I was expecting a snowy day yesterday but instead it rained. Rain! In Minnesota in December! Unheard of! I haven’t been giving credit to those who say the world is going to end on the 21st when the Mayan calendar runs out but now I wonder. Is it a sign? Bookman ended up having to work on the 21st so we bumped our Solstice celebration up a day to the 20th. At least the end of the world won’t interfere with what will surely be an excellent meal. We got a new cookbook, Vegan Eats World, that I will be rocking some recipes from this year. My mouth is already watering in anticipation.
Speaking of vegan meals, the library consortium luncheon I went to on Friday was nice enough to have the caterers provide me with a vegan meal. I thought it would be a vegan version of the vegetarian meal which was a vegetable risotto in some kind of buttery sauce and a portobello mushroom. But no, I got something entirely different: chick peas on a bed of cous cous. The chick peas were kind of like a dhal and had tomatoes and peppers and I’m not sure what else mixed in and were moderately spicy and oh so very delicious. It had everyone at my table saying they were going to request a vegan meal next year.

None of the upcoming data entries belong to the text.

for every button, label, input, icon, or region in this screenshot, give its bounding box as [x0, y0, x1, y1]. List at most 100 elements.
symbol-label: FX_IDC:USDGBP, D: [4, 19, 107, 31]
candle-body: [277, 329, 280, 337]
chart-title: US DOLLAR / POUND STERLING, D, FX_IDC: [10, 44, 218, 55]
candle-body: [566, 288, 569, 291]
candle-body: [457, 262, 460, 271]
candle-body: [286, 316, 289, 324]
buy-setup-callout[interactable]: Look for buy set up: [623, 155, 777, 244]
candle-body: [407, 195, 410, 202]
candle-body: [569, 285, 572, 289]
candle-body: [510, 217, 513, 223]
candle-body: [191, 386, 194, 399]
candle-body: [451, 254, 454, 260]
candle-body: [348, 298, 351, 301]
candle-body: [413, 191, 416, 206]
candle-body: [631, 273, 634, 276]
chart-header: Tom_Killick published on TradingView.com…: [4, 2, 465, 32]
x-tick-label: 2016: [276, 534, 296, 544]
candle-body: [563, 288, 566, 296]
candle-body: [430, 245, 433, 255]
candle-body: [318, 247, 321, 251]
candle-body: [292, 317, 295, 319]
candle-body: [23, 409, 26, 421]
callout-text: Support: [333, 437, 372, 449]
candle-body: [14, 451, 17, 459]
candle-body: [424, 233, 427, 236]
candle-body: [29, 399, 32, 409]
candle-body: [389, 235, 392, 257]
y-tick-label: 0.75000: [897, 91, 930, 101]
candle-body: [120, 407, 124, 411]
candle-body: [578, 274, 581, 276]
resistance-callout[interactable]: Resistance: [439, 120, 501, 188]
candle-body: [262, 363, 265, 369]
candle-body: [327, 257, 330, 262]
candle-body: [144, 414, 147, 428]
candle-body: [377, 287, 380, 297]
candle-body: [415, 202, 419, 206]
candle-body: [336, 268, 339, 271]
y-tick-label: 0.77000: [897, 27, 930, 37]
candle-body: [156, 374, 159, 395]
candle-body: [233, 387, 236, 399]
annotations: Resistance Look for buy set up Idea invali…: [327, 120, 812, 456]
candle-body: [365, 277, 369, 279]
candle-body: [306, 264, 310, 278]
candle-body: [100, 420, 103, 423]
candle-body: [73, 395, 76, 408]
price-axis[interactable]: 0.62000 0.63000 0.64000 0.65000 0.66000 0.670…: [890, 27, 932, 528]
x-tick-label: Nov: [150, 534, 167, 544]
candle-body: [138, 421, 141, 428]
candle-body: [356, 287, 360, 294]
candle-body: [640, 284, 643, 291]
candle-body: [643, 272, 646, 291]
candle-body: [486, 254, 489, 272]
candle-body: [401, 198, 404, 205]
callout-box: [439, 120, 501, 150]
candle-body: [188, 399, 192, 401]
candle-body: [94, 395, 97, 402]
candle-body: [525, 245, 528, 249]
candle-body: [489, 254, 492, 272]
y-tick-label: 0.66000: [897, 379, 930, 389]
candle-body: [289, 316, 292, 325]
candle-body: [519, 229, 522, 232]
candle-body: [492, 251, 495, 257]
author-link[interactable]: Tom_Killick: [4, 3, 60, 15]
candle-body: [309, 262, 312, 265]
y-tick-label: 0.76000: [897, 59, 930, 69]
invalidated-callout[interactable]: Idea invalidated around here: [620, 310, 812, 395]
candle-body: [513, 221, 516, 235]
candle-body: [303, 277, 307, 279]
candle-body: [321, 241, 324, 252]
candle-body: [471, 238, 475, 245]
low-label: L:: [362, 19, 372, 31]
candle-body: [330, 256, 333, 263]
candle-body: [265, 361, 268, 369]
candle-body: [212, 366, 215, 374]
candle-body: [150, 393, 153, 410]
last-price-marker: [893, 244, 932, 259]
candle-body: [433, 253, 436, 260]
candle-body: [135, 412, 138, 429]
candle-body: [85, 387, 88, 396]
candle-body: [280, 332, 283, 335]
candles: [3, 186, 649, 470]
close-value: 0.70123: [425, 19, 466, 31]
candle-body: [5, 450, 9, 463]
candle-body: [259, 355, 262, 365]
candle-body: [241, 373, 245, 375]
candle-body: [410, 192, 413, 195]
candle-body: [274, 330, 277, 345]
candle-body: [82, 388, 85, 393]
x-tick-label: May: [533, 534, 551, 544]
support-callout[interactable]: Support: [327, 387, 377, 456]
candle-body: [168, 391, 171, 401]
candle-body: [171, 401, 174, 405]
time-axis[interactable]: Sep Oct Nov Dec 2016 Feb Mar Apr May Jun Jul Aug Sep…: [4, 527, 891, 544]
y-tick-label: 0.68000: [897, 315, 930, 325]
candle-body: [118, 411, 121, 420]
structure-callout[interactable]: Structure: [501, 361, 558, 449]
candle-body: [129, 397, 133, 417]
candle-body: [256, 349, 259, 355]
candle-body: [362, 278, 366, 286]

Our guest speaker at the luncheon was Minnesota author Leif Enger. He is most known for his book Peace Like a River, a bestselling novel and one that has made it onto many grade school reading lists. I have not read it yet in spite of having a signed copy on my bookshelves. When Bookman was a Barnes and Noble store manager he got to attend a publisher sponsored lunch and sit right next to Enger. Bookman recalled that he was a really nice man and I got that impression too. But then he’s Minnesotan so of course he is nice!
Enger read a longish section from Peace Like a River that worked as a Christmas story. It was quite good. Now I have decided I definitely have to read the book.

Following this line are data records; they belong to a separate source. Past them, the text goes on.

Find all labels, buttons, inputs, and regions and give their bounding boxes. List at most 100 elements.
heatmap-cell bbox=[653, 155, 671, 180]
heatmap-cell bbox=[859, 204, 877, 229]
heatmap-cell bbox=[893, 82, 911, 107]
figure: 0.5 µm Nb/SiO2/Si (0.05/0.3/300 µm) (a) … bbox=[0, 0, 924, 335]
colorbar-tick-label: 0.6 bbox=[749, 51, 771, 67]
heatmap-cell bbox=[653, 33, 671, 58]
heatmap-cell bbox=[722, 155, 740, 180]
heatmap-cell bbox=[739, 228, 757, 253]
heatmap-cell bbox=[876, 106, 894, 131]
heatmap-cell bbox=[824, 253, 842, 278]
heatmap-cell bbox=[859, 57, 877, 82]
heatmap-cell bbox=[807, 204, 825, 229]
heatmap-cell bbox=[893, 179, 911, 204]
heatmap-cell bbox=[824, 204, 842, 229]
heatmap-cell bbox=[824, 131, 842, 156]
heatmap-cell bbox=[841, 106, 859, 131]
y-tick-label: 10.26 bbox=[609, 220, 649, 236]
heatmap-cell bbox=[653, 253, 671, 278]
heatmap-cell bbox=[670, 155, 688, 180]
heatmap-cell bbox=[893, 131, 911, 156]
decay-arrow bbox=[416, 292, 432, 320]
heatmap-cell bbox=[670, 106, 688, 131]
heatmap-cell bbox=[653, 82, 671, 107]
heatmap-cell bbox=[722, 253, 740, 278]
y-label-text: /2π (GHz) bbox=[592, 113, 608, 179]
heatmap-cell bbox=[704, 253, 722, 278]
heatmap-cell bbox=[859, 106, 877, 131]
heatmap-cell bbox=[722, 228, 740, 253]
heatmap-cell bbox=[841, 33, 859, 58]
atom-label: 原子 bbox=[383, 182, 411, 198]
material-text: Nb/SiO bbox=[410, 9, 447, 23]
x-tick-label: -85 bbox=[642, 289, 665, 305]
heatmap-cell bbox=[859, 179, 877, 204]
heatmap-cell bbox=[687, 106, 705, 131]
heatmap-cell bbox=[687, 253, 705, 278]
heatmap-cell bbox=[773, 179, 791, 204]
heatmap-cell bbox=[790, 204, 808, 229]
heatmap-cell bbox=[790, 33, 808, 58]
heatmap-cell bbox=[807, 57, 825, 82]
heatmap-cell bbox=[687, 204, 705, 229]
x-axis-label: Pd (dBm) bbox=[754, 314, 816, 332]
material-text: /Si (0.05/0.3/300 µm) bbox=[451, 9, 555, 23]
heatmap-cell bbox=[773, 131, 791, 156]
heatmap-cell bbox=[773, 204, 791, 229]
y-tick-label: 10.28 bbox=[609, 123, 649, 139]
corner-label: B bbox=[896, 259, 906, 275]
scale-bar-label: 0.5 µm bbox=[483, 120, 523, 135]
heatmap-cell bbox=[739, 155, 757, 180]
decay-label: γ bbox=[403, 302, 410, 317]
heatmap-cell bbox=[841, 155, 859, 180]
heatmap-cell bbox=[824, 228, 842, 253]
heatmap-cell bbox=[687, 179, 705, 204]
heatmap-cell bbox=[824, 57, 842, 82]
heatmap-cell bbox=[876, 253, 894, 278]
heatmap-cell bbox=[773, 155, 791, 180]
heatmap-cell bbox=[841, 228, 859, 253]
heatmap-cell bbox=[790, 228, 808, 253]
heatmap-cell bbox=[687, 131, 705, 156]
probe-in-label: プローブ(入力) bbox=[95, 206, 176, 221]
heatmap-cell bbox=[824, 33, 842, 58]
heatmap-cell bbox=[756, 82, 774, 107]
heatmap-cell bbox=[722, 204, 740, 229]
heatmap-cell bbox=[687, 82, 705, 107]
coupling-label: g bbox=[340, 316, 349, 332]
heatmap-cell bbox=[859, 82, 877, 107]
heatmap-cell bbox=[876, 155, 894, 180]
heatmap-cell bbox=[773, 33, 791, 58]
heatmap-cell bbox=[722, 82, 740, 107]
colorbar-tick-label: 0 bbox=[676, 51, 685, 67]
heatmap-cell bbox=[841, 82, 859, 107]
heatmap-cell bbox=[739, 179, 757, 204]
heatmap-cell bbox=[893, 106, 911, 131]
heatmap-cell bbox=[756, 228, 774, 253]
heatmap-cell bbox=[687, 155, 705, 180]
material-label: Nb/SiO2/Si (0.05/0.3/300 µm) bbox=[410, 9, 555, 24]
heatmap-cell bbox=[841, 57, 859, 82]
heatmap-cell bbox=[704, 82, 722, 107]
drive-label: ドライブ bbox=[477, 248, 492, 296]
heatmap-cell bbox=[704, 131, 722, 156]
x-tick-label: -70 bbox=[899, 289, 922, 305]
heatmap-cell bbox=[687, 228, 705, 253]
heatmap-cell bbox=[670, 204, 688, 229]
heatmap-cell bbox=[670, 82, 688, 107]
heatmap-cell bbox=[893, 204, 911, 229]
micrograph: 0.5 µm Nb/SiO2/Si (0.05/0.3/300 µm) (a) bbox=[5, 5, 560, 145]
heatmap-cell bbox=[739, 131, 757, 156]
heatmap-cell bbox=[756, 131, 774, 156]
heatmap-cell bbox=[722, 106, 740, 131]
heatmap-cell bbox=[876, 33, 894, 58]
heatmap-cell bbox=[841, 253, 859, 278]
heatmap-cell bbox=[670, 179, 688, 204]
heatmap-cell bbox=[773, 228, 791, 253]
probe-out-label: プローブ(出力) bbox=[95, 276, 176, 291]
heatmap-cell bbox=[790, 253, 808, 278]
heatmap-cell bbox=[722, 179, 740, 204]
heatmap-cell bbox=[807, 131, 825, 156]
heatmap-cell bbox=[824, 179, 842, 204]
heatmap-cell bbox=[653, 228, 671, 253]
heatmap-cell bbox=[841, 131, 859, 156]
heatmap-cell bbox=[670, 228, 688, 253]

After the reading he talked for a bit, answering questions and telling stories that questions sent him off onto. He will be publishing his third novel in the next year or so and someone asked him whether his writing process had changed at all. He said that when he was writing his first book, Peace Like a River, he was also working full time at Minnesota Public Radio. He would get up at 4 in the morning and write for two hours before going to work. There was no time to waste and very little in the way of distractions at that time of the morning since his wife and kids were still asleep. The book’s success allowed him to leave MPR and write full time. Now he says, since he has so much time, he wastes a lot of it.

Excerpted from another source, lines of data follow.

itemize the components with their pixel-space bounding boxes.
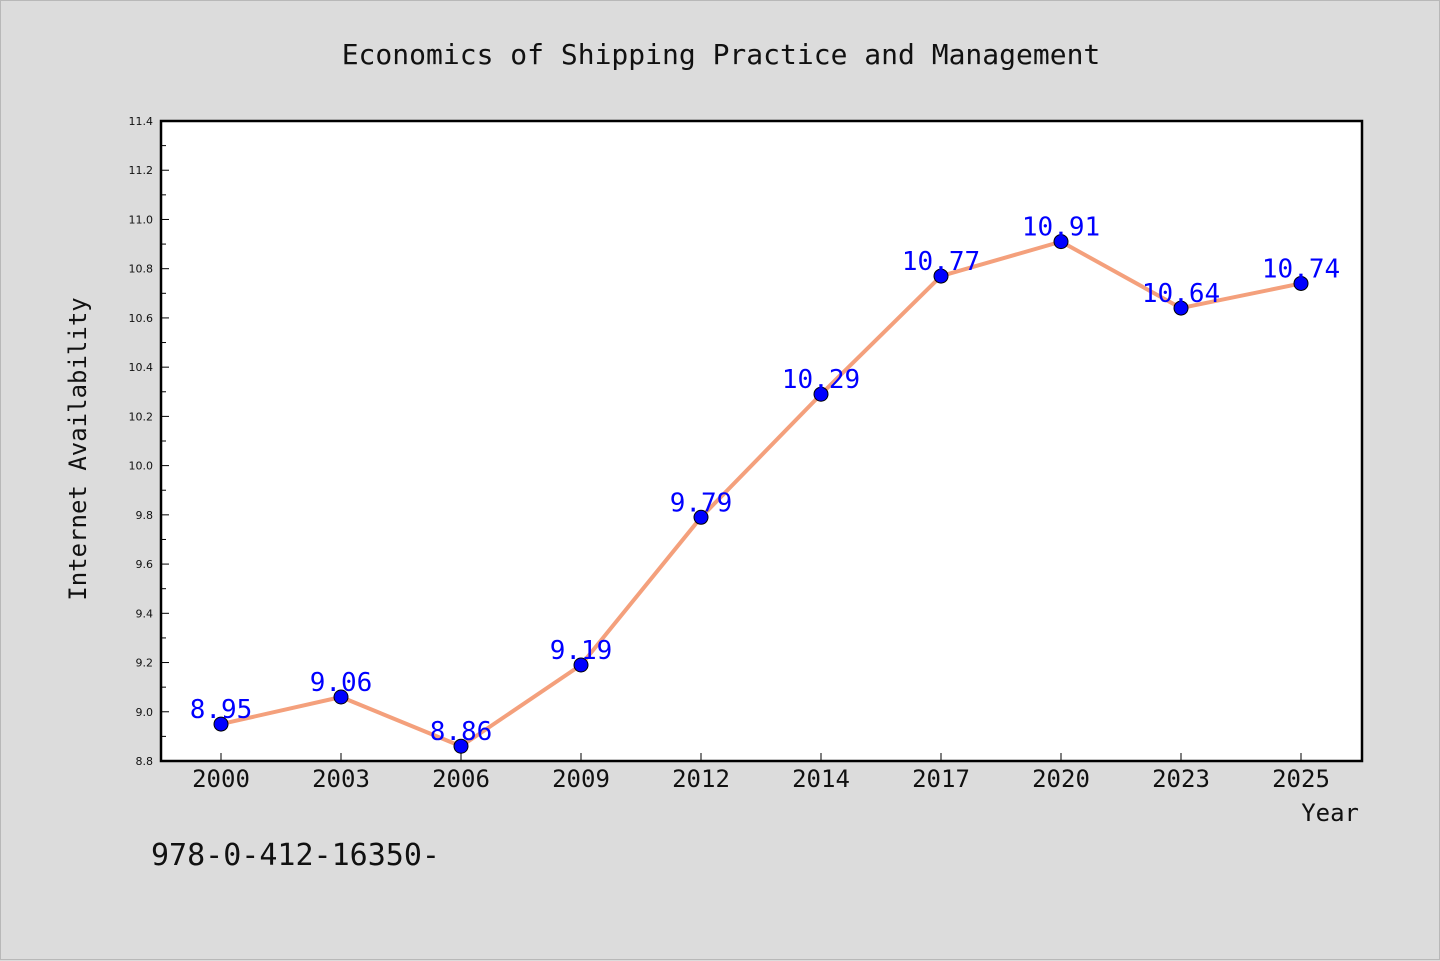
y-axis-label: Internet Availability: [64, 297, 92, 600]
y-tick-label: 10.4: [129, 361, 154, 374]
data-label: 8.95: [190, 695, 253, 725]
x-tick-label: 2023: [1152, 765, 1210, 793]
y-tick-label: 10.0: [129, 460, 154, 473]
x-axis-label: Year: [1301, 799, 1359, 827]
data-point: [1053, 234, 1069, 250]
data-label: 9.06: [310, 668, 373, 698]
y-tick-label: 9.8: [136, 509, 154, 522]
footer-text: 978-0-412-16350-: [151, 838, 440, 873]
x-tick-label: 2000: [192, 765, 250, 793]
data-point: [1293, 275, 1309, 291]
data-label: 10.64: [1142, 279, 1220, 309]
series-group: 8.95 9.06 8.86 9.19 9.79 10.29 10.77 10.91 10.64…: [190, 213, 1340, 754]
x-tick-label: 2009: [552, 765, 610, 793]
y-tick-label: 11.0: [129, 213, 154, 226]
data-point: [453, 738, 469, 754]
y-tick-label: 10.2: [129, 410, 154, 423]
y-tick-label: 11.2: [129, 164, 154, 177]
plot-area: [159, 119, 1364, 763]
y-tick-label: 10.6: [129, 312, 154, 325]
data-label: 10.29: [782, 365, 860, 395]
x-axis: 2000 2003 2006 2009 2012 2014 2017 2020 2023 2025: [192, 753, 1330, 793]
data-label: 8.86: [430, 717, 493, 747]
series-line: [219, 239, 1303, 749]
y-tick-label: 9.6: [136, 558, 154, 571]
x-tick-label: 2014: [792, 765, 850, 793]
x-tick-label: 2025: [1272, 765, 1330, 793]
x-tick-label: 2017: [912, 765, 970, 793]
data-label: 9.79: [670, 488, 733, 518]
y-tick-label: 9.2: [136, 657, 154, 670]
data-point: [813, 386, 829, 402]
x-tick-label: 2006: [432, 765, 490, 793]
data-point: [333, 689, 349, 705]
data-label: 9.19: [550, 636, 613, 666]
data-point: [933, 268, 949, 284]
y-axis: 8.8 9.0 9.2 9.4 9.6 9.8 10.0 10.2 10.4 10.6 10.8 11…: [129, 115, 169, 768]
x-tick-label: 2012: [672, 765, 730, 793]
data-point: [693, 509, 709, 525]
data-label: 10.77: [902, 247, 980, 277]
data-label: 10.74: [1262, 254, 1340, 284]
y-tick-label: 9.4: [136, 607, 154, 620]
x-tick-label: 2020: [1032, 765, 1090, 793]
y-tick-label: 8.8: [136, 755, 154, 768]
x-tick-label: 2003: [312, 765, 370, 793]
y-tick-label: 9.0: [136, 706, 154, 719]
y-tick-label: 11.4: [129, 115, 154, 128]
y-tick-label: 10.8: [129, 263, 154, 276]
data-label: 10.91: [1022, 213, 1100, 243]
data-point: [213, 716, 229, 732]
data-point: [1173, 300, 1189, 316]
chart-title: Economics of Shipping Practice and Manag…: [342, 38, 1101, 71]
data-point: [573, 657, 589, 673]
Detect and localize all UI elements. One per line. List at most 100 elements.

I thought that was rather interesting. I mean, what writer doesn’t dream of being able to quit their day job? What would-be writer doesn’t think at least once, “if only I didn’t have to work full time I could concentrate on my writing”? Apparently, in Enger’s case anyway, having to write within a limited time period forced him to concentrate and work during the time he did have, no messing around. Of course I am sure he wouldn’t want to go back to working a regular job in order to bring more focus to his writing time. But he ruins the excuse for so many of us who muse, “if I only had the time.” Drat. So much for why I need a writing cabin.
He said some other interesting things about his books and about writing in general but they aren’t very re-relatable, more of the “you had to be there” sort of stories and comments. It was a really fun afternoon. Too bad it only happens once a year!